Thanks to this huge collection of documents, we can find out how the whole process of collecting pieces, animals, and skeletons was carried out. The archive also shows which Guineans worked with Sabater Pi, who commissioned work from him, how much was paid for the pieces, what criteria were used to find the objects, which scientists collaborated with him, how he connected with the collectors, and other information. His archive allows us to delve into the colonial world and its relationship with ethnography, museology, hunting, the collecting of exotic objects, etc.
The Sabater Pi Collection enables us to make a detailed reconstruction of the colonial universe, because it allows us to document the relationship of the collector of pieces with the different social actors in his environment: with Franco’s colonial administrators, with the Bagyeli (pygmy) hunters, with the Fang of the Nkumadjap region, with European collectors, with American universities, with Catalan institutions, with the autonomous authorities of Equatorial Guinea, with Franco’s regime, with the Spanish Monarchy, etc.

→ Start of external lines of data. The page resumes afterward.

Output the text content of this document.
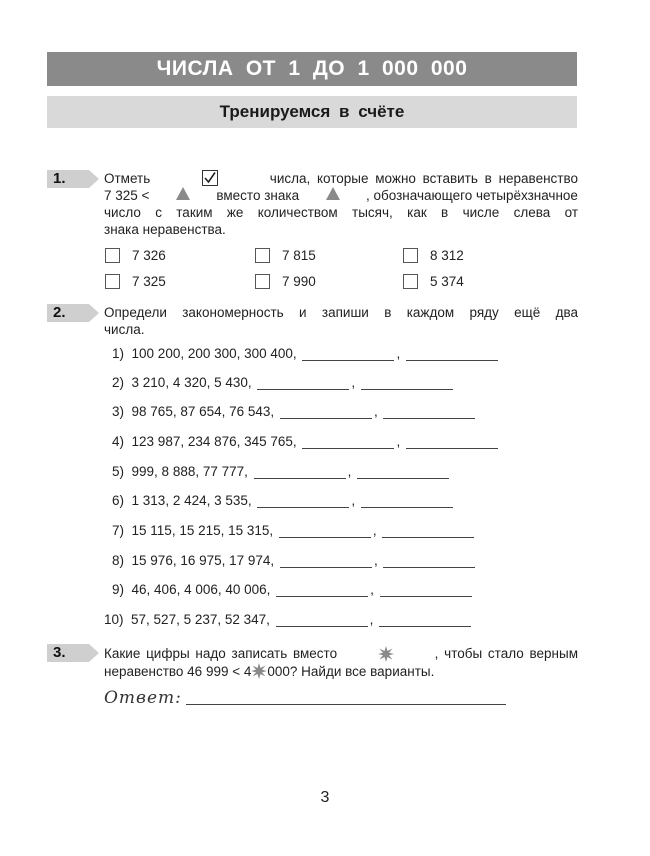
ЧИСЛА ОТ 1 ДО 1 000 000
Тренируемся в счёте
1.	Отметь	числа, которые можно вставить в неравенство
7 325 <	вместо знака	, обозначающего четырёхзначное
число с таким же количеством тысяч, как в числе слева от
знака неравенства.
7 326	7 815	8 312
7 325	7 990	5 374
2.	Определи закономерность и запиши в каждом ряду ещё два
числа.
1) 100 200, 200 300, 300 400,	,
2) 3 210, 4 320, 5 430,	,
3) 98 765, 87 654, 76 543,	,
4) 123 987, 234 876, 345 765,	,
5) 999, 8 888, 77 777,	,
6) 1 313, 2 424, 3 535,	,
7) 15 115, 15 215, 15 315,	,
8) 15 976, 16 975, 17 974,	,
9) 46, 406, 4 006, 40 006,	,
10) 57, 527, 5 237, 52 347,	,
3.	Какие цифры надо записать вместо	, чтобы стало верным
неравенство 46 999 < 4 000? Найди все варианты.
Ответ:
3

Many Catalan museums have hardly any documentation on the pieces they exhibit or hold in their collections. Here we find an opposite case, as more information is made available to us: not only are there some objects, but also the intrahistory of their acquisition (as well as that of many other objects that ended up in the Ethnological Museum, in the Igualada Leather Museum, or in private collections). You have to have the patience to reconstruct it, but the Sabater Pi Collection has the necessary tools to reconstruct his history. It just needs to be properly contextualized in the colonial climate in which he lived and which made his activities possible.